Childhood is always a progressing stage of development and growth. Learning is a big part of a child’s life. Right from home and school to the playground - there is so much that children want to learn. The games of hide and seek makes children enjoy life. Vegetables and food items are the perfect way to learn math. Even getting hurt helps children learn to grow mature. As parents, it is important for you to assist your little one - but also let them explore as much as possible.
What is the Speech-Gesture Equation?
The speech-gesture equation is very common in humans. In our brain there are areas which help us understand new concepts when we are young.
A match tends to links our actions with our language. Yet, a mismatch is an evolutionary development. Children always tend to learn better through mismatched gestures and talking. Below are 4 things that you need to know about the speech-gesture mismatch in your children:
1. It is very common in children
Children are always learning new concepts. With things like math or a new chapter - complicated things become very easy to understand with the speech-gesture mismatch.

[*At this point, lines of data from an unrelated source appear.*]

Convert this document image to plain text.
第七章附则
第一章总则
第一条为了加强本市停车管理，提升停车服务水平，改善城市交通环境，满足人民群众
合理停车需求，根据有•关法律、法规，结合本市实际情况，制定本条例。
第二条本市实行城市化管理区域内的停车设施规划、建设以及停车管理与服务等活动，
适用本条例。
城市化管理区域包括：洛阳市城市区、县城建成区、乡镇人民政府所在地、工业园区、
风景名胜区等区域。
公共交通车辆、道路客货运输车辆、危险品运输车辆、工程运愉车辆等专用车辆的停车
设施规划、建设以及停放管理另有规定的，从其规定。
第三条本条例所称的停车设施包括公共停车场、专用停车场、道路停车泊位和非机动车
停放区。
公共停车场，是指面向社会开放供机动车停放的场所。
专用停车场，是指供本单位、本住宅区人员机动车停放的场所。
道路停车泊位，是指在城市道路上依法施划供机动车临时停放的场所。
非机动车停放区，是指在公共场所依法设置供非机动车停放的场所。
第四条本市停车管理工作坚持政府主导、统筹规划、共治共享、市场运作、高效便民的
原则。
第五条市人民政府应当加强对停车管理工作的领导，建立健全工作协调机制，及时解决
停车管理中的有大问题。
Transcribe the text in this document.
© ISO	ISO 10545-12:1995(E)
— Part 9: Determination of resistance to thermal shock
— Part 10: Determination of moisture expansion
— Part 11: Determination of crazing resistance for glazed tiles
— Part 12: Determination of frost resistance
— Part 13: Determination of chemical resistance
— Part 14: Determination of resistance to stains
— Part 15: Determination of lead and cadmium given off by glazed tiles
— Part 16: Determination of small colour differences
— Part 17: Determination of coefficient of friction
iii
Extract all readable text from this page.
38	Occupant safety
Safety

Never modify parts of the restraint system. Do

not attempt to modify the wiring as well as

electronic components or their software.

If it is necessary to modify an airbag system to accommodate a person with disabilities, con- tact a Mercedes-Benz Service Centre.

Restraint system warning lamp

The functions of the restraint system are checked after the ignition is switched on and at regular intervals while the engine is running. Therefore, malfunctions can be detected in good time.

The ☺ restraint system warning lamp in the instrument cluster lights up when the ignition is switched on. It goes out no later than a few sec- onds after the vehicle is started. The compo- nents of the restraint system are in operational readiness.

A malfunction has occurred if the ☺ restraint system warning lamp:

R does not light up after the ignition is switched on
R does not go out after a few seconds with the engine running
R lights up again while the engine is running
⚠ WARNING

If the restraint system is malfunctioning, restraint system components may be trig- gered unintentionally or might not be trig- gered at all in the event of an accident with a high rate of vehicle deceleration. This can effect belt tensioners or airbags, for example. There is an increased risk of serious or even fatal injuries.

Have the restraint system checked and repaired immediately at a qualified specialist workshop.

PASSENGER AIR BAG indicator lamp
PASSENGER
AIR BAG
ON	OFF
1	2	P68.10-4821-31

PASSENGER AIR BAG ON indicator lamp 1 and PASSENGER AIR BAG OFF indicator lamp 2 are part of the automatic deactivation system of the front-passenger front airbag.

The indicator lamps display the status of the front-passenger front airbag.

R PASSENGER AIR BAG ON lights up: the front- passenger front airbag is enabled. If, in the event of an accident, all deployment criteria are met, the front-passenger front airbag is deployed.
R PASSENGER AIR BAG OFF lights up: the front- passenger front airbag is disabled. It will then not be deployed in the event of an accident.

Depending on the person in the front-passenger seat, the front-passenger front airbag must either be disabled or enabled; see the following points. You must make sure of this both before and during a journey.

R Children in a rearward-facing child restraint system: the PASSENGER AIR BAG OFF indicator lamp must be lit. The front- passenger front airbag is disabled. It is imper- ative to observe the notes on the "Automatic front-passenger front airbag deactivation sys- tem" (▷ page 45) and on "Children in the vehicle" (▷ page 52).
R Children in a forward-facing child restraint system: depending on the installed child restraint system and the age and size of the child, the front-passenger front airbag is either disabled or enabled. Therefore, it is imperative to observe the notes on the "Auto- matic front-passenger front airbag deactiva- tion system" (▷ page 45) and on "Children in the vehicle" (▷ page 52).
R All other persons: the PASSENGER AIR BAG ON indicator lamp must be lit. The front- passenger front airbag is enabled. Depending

2. It is only when children fall many times that they learn to not fall at the end, right?
Speech-gesture mismatch marks a big curve in learning. The fact that children make a mistake first creates a larger amount of learning. A child will be then knowing about how they can get things right the next time.
3. Efficiency in the transitions
When children are solving any kind of problem they take small steps based on rules in their mind. These rules are of evolving understanding. A speech-gesture mismatch let’s children and their parents know how much learning has evolved in understanding. This will show how much the child’s rules of solving have progressed in solutions.
4. Learnt or new learning methods
A speech-gesture mismatch additionally helps children in recognizing other learning methods they may not have been aware of before.
Learning should be fun with children in the end. You and your little one should be able to enjoy learning together. What do you think about your child’s speech-gesture equation?